Taman Tun’s KSH Bicycle is one of the older guard when it comes to KL bike shops. They mix a good variety of road and mountain bikes and mid-to high-end accessories, fronted by the perpetually cheerful manager Leong. It’s not hard to see why the shop traded in its pokey Jalan Tun Mohd Faud store front for a swanky new lot just down the road last year. And while KSH may have lost some of its small-shop charm in the move, the quality remains. Be warned though: with premium brands like Intense, BH, Norco and Santa Cruz, a trip to KSH is rarely cheap.
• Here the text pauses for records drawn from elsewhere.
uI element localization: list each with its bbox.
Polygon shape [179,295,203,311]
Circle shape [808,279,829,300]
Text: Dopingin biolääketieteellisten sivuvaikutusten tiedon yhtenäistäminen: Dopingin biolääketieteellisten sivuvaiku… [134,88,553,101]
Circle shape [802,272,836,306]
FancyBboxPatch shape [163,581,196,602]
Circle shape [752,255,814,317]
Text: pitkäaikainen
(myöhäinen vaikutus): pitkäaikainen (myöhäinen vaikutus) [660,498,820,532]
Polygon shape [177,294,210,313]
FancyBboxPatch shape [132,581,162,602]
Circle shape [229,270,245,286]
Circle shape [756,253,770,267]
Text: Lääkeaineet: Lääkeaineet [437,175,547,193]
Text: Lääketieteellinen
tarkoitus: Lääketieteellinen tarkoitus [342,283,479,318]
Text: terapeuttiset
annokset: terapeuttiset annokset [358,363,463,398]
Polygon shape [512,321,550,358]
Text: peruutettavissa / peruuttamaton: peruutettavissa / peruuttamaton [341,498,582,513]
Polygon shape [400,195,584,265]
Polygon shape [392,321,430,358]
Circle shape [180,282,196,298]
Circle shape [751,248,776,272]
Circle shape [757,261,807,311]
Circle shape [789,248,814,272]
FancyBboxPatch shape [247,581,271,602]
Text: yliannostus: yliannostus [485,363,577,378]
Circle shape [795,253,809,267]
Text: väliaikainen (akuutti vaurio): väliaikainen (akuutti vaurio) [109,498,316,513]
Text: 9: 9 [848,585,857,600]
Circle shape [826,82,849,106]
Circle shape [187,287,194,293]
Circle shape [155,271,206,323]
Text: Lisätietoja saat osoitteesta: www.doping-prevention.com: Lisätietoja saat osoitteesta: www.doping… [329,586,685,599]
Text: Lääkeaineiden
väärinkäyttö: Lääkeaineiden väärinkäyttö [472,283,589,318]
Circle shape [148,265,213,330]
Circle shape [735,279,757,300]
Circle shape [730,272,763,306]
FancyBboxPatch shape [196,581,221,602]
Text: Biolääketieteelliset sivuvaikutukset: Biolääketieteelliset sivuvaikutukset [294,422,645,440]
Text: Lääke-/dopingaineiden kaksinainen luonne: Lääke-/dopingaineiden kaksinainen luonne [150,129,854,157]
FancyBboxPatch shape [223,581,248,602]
One of the oldest names in the business, Lee Wah has been plying the flower trade on Jalan Tun HS Lee for decades. The store itself is not glamorous – buckets and buckets of cut flowers line a cement floor, and service is efficient but not overly friendly. You can buy your flowers here wholesale or just a few stems, and half the joy of shopping is watching the many and varied customers popping in and out of the shop to grab what they need. It’s as unpretentious as it gets. Plus, when Chinese New Year rolls around, this is one of the best places to source supplies.
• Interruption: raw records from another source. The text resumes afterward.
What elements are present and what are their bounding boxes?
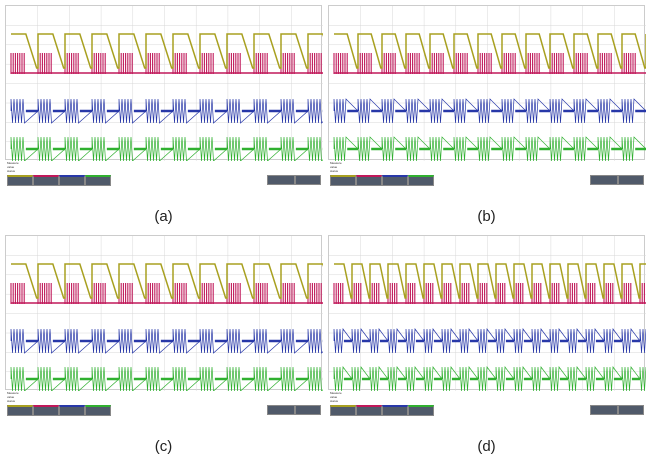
channel-chip[interactable] — [408, 175, 434, 186]
channel-chip[interactable] — [85, 175, 111, 186]
channel-chip[interactable] — [330, 175, 356, 186]
measure-label: Measure — [330, 161, 342, 165]
trigger-chip[interactable] — [295, 175, 321, 185]
oscilloscope-panel: Measure value status (b) — [328, 5, 646, 225]
measure-label: Measure — [330, 391, 342, 395]
ch4-trace — [10, 366, 323, 391]
timebase-chip[interactable] — [590, 175, 618, 185]
measure-label: value — [330, 165, 338, 169]
measure-label: value — [330, 395, 338, 399]
measure-label: status — [7, 169, 16, 173]
measurement-bar: Measure value status — [328, 391, 645, 425]
channel-chip[interactable] — [33, 405, 59, 416]
measurement-bar: Measure value status — [5, 391, 322, 425]
oscilloscope-panel: Measure value status (a) — [5, 5, 323, 225]
waveform-display — [328, 235, 646, 391]
oscilloscope-panel: Measure value status (d) — [328, 235, 646, 455]
channel-chip[interactable] — [382, 175, 408, 186]
waveform-display — [328, 5, 646, 161]
channel-chip[interactable] — [7, 175, 33, 186]
trigger-chip[interactable] — [618, 405, 644, 415]
measure-label: Measure — [7, 391, 19, 395]
measure-label: status — [7, 399, 16, 403]
timebase-chip[interactable] — [267, 405, 295, 415]
measurement-bar: Measure value status — [328, 161, 645, 195]
panel-caption: (b) — [477, 208, 496, 225]
measurement-bar: Measure value status — [5, 161, 322, 195]
timebase-chip[interactable] — [267, 175, 295, 185]
timebase-chip[interactable] — [590, 405, 618, 415]
trigger-chip[interactable] — [618, 175, 644, 185]
ch3-trace — [333, 328, 646, 354]
ch4-trace — [333, 136, 646, 161]
channel-chip[interactable] — [356, 175, 382, 186]
waveform-display — [5, 5, 323, 161]
panel-caption: (a) — [154, 208, 173, 225]
channel-chip[interactable] — [382, 405, 408, 416]
channel-chip[interactable] — [7, 405, 33, 416]
measure-label: Measure — [7, 161, 19, 165]
panel-caption: (d) — [477, 438, 496, 455]
channel-chip[interactable] — [33, 175, 59, 186]
measure-label: status — [330, 169, 339, 173]
ch1-trace — [11, 263, 323, 299]
trigger-chip[interactable] — [295, 405, 321, 415]
ch1-trace — [334, 263, 646, 299]
ch1-trace — [334, 33, 646, 69]
ch3-trace — [333, 98, 646, 124]
ch1-trace — [11, 33, 323, 69]
channel-chip[interactable] — [356, 405, 382, 416]
channel-chip[interactable] — [59, 175, 85, 186]
channel-chip[interactable] — [59, 405, 85, 416]
ch3-trace — [10, 328, 323, 354]
channel-chip[interactable] — [408, 405, 434, 416]
waveform-display — [5, 235, 323, 391]
measure-label: value — [7, 395, 15, 399]
ch3-trace — [10, 98, 323, 124]
channel-chip[interactable] — [330, 405, 356, 416]
oscilloscope-panel: Measure value status (c) — [5, 235, 323, 455]
channel-chip[interactable] — [85, 405, 111, 416]
ch4-trace — [10, 136, 323, 161]
panel-caption: (c) — [154, 438, 173, 455]
measure-label: status — [330, 399, 339, 403]
measure-label: value — [7, 165, 15, 169]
This spacious and brightly lit Japanese optical boutique, stocks a wide array of premium hard-to-find eyewear from Japan, the United States and Europe, including handcrafted acetate sunglasses and retro wooden spectacles with prices that go into the thousands. Super by RetroSuperFuture, Lumete, Kagero Design Works and Masunaga are just some of the highly rated brands on show at Marq Optic Gallery, which has also earned a reputation for its outstanding personalised service.
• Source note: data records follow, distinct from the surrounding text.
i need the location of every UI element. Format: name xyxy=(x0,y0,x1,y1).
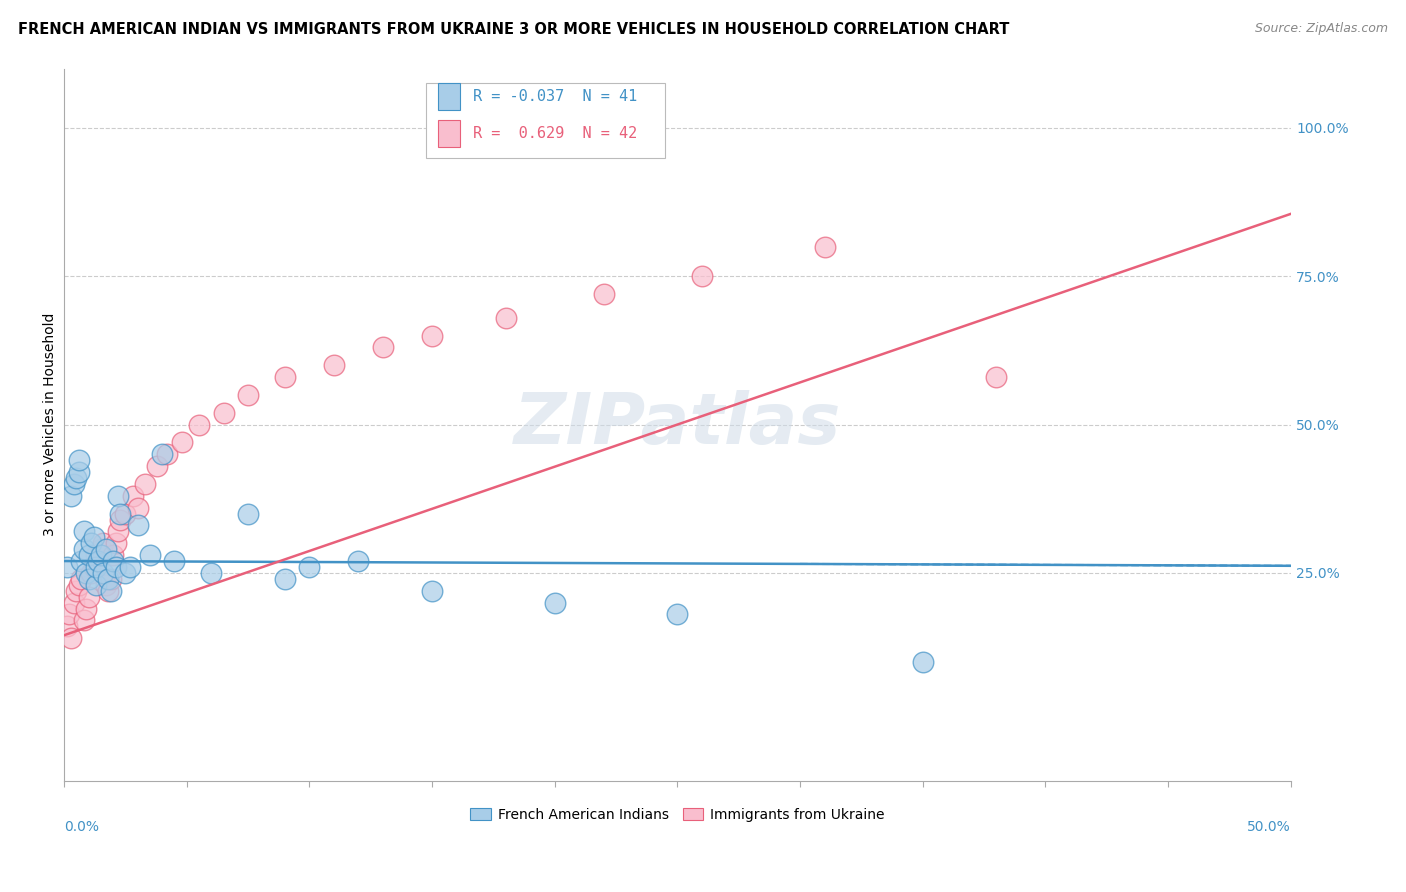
Point xyxy=(690,269,713,284)
Text: 0.0%: 0.0% xyxy=(65,820,98,834)
Point xyxy=(146,459,169,474)
Point xyxy=(58,607,80,622)
Point xyxy=(67,578,90,592)
Point xyxy=(70,572,93,586)
FancyBboxPatch shape xyxy=(439,120,460,147)
Point xyxy=(73,524,96,539)
Point xyxy=(274,370,297,384)
Text: Source: ZipAtlas.com: Source: ZipAtlas.com xyxy=(1254,22,1388,36)
Point xyxy=(75,566,97,580)
Point xyxy=(127,518,149,533)
Text: R =  0.629  N = 42: R = 0.629 N = 42 xyxy=(472,126,637,141)
Point xyxy=(114,566,136,580)
Point xyxy=(101,548,124,562)
Point xyxy=(60,631,83,645)
Point xyxy=(65,471,87,485)
Point xyxy=(200,566,222,580)
Point xyxy=(87,554,110,568)
Point xyxy=(188,417,211,432)
Point xyxy=(163,554,186,568)
Text: R = -0.037  N = 41: R = -0.037 N = 41 xyxy=(472,89,637,103)
Point xyxy=(67,465,90,479)
FancyBboxPatch shape xyxy=(426,83,665,158)
Point xyxy=(83,530,105,544)
Point xyxy=(91,536,114,550)
Point xyxy=(94,578,117,592)
Point xyxy=(73,614,96,628)
Point xyxy=(84,560,107,574)
Point xyxy=(100,572,122,586)
Point xyxy=(371,340,394,354)
Point xyxy=(77,572,100,586)
Point xyxy=(110,512,132,526)
Point xyxy=(120,560,142,574)
Text: FRENCH AMERICAN INDIAN VS IMMIGRANTS FROM UKRAINE 3 OR MORE VEHICLES IN HOUSEHOL: FRENCH AMERICAN INDIAN VS IMMIGRANTS FRO… xyxy=(18,22,1010,37)
Point xyxy=(55,619,77,633)
Y-axis label: 3 or more Vehicles in Household: 3 or more Vehicles in Household xyxy=(44,313,58,536)
Point xyxy=(63,477,86,491)
FancyBboxPatch shape xyxy=(439,83,460,110)
Point xyxy=(666,607,689,622)
Point xyxy=(67,453,90,467)
Point xyxy=(813,239,835,253)
Point xyxy=(83,560,105,574)
Point xyxy=(121,489,143,503)
Point xyxy=(97,583,120,598)
Point xyxy=(91,566,114,580)
Point xyxy=(77,548,100,562)
Point xyxy=(139,548,162,562)
Point xyxy=(107,489,129,503)
Point xyxy=(911,655,934,669)
Point xyxy=(84,548,107,562)
Point xyxy=(80,566,103,580)
Point xyxy=(100,583,122,598)
Point xyxy=(101,554,124,568)
Point xyxy=(73,542,96,557)
Point xyxy=(104,536,127,550)
Point xyxy=(347,554,370,568)
Point xyxy=(70,554,93,568)
Point xyxy=(156,447,179,461)
Point xyxy=(236,507,259,521)
Point xyxy=(97,572,120,586)
Point xyxy=(544,596,567,610)
Point xyxy=(170,435,193,450)
Text: 50.0%: 50.0% xyxy=(1247,820,1291,834)
Point xyxy=(75,601,97,615)
Point xyxy=(114,507,136,521)
Point xyxy=(986,370,1008,384)
Point xyxy=(107,524,129,539)
Legend: French American Indians, Immigrants from Ukraine: French American Indians, Immigrants from… xyxy=(464,802,890,827)
Point xyxy=(127,500,149,515)
Point xyxy=(77,590,100,604)
Point xyxy=(63,596,86,610)
Point xyxy=(212,406,235,420)
Point xyxy=(94,542,117,557)
Point xyxy=(87,554,110,568)
Point xyxy=(60,489,83,503)
Point xyxy=(55,560,77,574)
Point xyxy=(236,388,259,402)
Point xyxy=(134,477,156,491)
Point xyxy=(110,507,132,521)
Point xyxy=(274,572,297,586)
Text: ZIPatlas: ZIPatlas xyxy=(513,390,841,459)
Point xyxy=(104,560,127,574)
Point xyxy=(150,447,173,461)
Point xyxy=(84,578,107,592)
Point xyxy=(298,560,321,574)
Point xyxy=(80,536,103,550)
Point xyxy=(90,542,112,557)
Point xyxy=(65,583,87,598)
Point xyxy=(495,310,517,325)
Point xyxy=(592,287,614,301)
Point xyxy=(90,548,112,562)
Point xyxy=(322,358,344,372)
Point xyxy=(420,583,443,598)
Point xyxy=(420,328,443,343)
Once you’ve sorted out your party theme, it’s easier to coordinate everything from costume to décor. Mummy’s Party Shop is your one-stop party-planning hub – score a Disney princess dress (for your child, we hope), a pirate get-up or even full Harry Potter regalia. Navigate aisles of greeting cards, paper goods, napkins, favours and balloons for every occasion. Goods gear towards birthday, anniversary and kiddy celebrations so you may want to look elsewhere if you’re throwing a bridal shower. To skip the fuss, Mummy’s Party Shop also has an in-house planner to help customise your party.
Though they specialise in vintage furniture and homeware, Outdated stocks a whole load of paraphernalia unrelated except that they’re all cool. Limited edition art prints lean against vintage cabinets, which are topped with typewriters, toys, models, stationery and miscellanea. Their proudest claim to fame is a clutch of refurbished vintage Eames chairs scattered throughout the store. Don’t worry if you don’t see anyone manning the till – they’re usually smoking on the balcony outside.